叩かれた背中は熱く、前を見る勇気を与えてくれる。
「皆!!」
……仲間達が船の看板の上から僕を見つめている。
目を閉じて思い浮かべるのは幾つもの失敗の数々だ。想いを背負いすぎ、愛するモンスターを殺され、PKに襲われ、真紅の女にしてやられた!
「もう、敗北の味は知り尽くした!」
そうだそうだと、もうたくさんだと、にこやかな野次が仲間達やたくさんの準備を手伝ってくれた人達から上がる。
「今こそ反撃のときだ! 僕達のクラン名は──」
握り締めた拳を大仰な動作で振り上げれば、皆の表情がより楽しげなものに変わった。
僕はこのゲームを世界として捉えると言った。だがそれは罪を全て受け入れるということではない。ただ、この世界を本気で楽しむということだったはずだ。
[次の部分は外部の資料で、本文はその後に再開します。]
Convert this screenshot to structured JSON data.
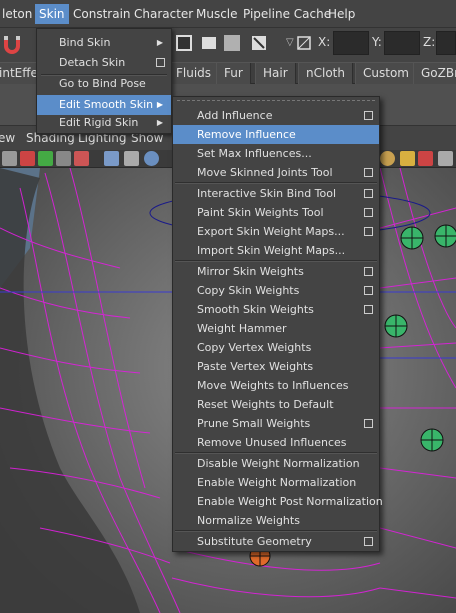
{
  "menubar": {
    "items": [
      "leton",
      "Skin",
      "Constrain",
      "Character",
      "Muscle",
      "Pipeline Cache",
      "Help"
    ]
  },
  "statusline": {
    "x_label": "X:",
    "y_label": "Y:",
    "z_label": "Z:"
  },
  "shelf": {
    "tabs": [
      "intEffe",
      "Fluids",
      "Fur",
      "Hair",
      "nCloth",
      "Custom",
      "GoZBru"
    ]
  },
  "panel_menu": {
    "items": [
      "ew",
      "Shading",
      "Lighting",
      "Show"
    ]
  },
  "skin_menu": {
    "items": [
      {
        "label": "Bind Skin",
        "type": "submenu"
      },
      {
        "label": "Detach Skin",
        "type": "option"
      },
      {
        "label": "Go to Bind Pose",
        "type": "plain"
      },
      {
        "label": "Edit Smooth Skin",
        "type": "submenu",
        "highlighted": true
      },
      {
        "label": "Edit Rigid Skin",
        "type": "submenu"
      }
    ]
  },
  "edit_smooth_skin_menu": {
    "items": [
      {
        "label": "Add Influence",
        "option_box": true
      },
      {
        "label": "Remove Influence",
        "option_box": false,
        "highlighted": true
      },
      {
        "label": "Set Max Influences...",
        "option_box": false
      },
      {
        "label": "Move Skinned Joints Tool",
        "option_box": true
      },
      {
        "label": "Interactive Skin Bind Tool",
        "option_box": true
      },
      {
        "label": "Paint Skin Weights Tool",
        "option_box": true
      },
      {
        "label": "Export Skin Weight Maps...",
        "option_box": true
      },
      {
        "label": "Import Skin Weight Maps...",
        "option_box": false
      },
      {
        "label": "Mirror Skin Weights",
        "option_box": true
      },
      {
        "label": "Copy Skin Weights",
        "option_box": true
      },
      {
        "label": "Smooth Skin Weights",
        "option_box": true
      },
      {
        "label": "Weight Hammer",
        "option_box": false
      },
      {
        "label": "Copy Vertex Weights",
        "option_box": false
      },
      {
        "label": "Paste Vertex Weights",
        "option_box": false
      },
      {
        "label": "Move Weights to Influences",
        "option_box": false
      },
      {
        "label": "Reset Weights to Default",
        "option_box": false
      },
      {
        "label": "Prune Small Weights",
        "option_box": true
      },
      {
        "label": "Remove Unused Influences",
        "option_box": false
      },
      {
        "label": "Disable Weight Normalization",
        "option_box": false
      },
      {
        "label": "Enable Weight Normalization",
        "option_box": false
      },
      {
        "label": "Enable Weight Post Normalization",
        "option_box": false
      },
      {
        "label": "Normalize Weights",
        "option_box": false
      },
      {
        "label": "Substitute Geometry",
        "option_box": true
      }
    ]
  },
  "colors": {
    "highlight": "#5b8dc9",
    "wireframe": "#e01ee0",
    "joint": "#39b56a"
  }
}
最近の僕は楽しんでいたか?……まぁクリオネちゃんに食われたりとかで割と楽しんでたけど……まだ、まだ足りない!!! もっと強欲であって良いのだ!
だから、本気で!! 心から!!
「──“リミッティングファクター”! 誰よりも深い所まで潜る船の名だ!」
キリキリ舞いさんや臥竜点睛さんを始めとしたメンバーが雄叫びを上げ、リベリオスが抜いた剣が幻想的に冷気を降らせる。
ゆっくりと突き上げた拳を握り締めたままにおろし、一歩一歩にたくさんの想いを込めて船に掛けられた橋を超えて、僕は仲間達が待つ船へと乗り込んだ。
「さぁ、出港だ!!!!!」
“愛する人へ”という銘を贈られた船が汽笛を鳴らし、波を掻き分けて動き出す。
船に慣れている者達が帆や舵輪を操り、誰もが水平線の先にいるであろう敵を睨みつけて気を引き締め直した。
港では十人以上もの手伝ってくれた人々が手を降って僕等の無事を祈ってくれている。
風が強く吹き、船が大きく揺れて、冷気はどこかへと飛ばされていった。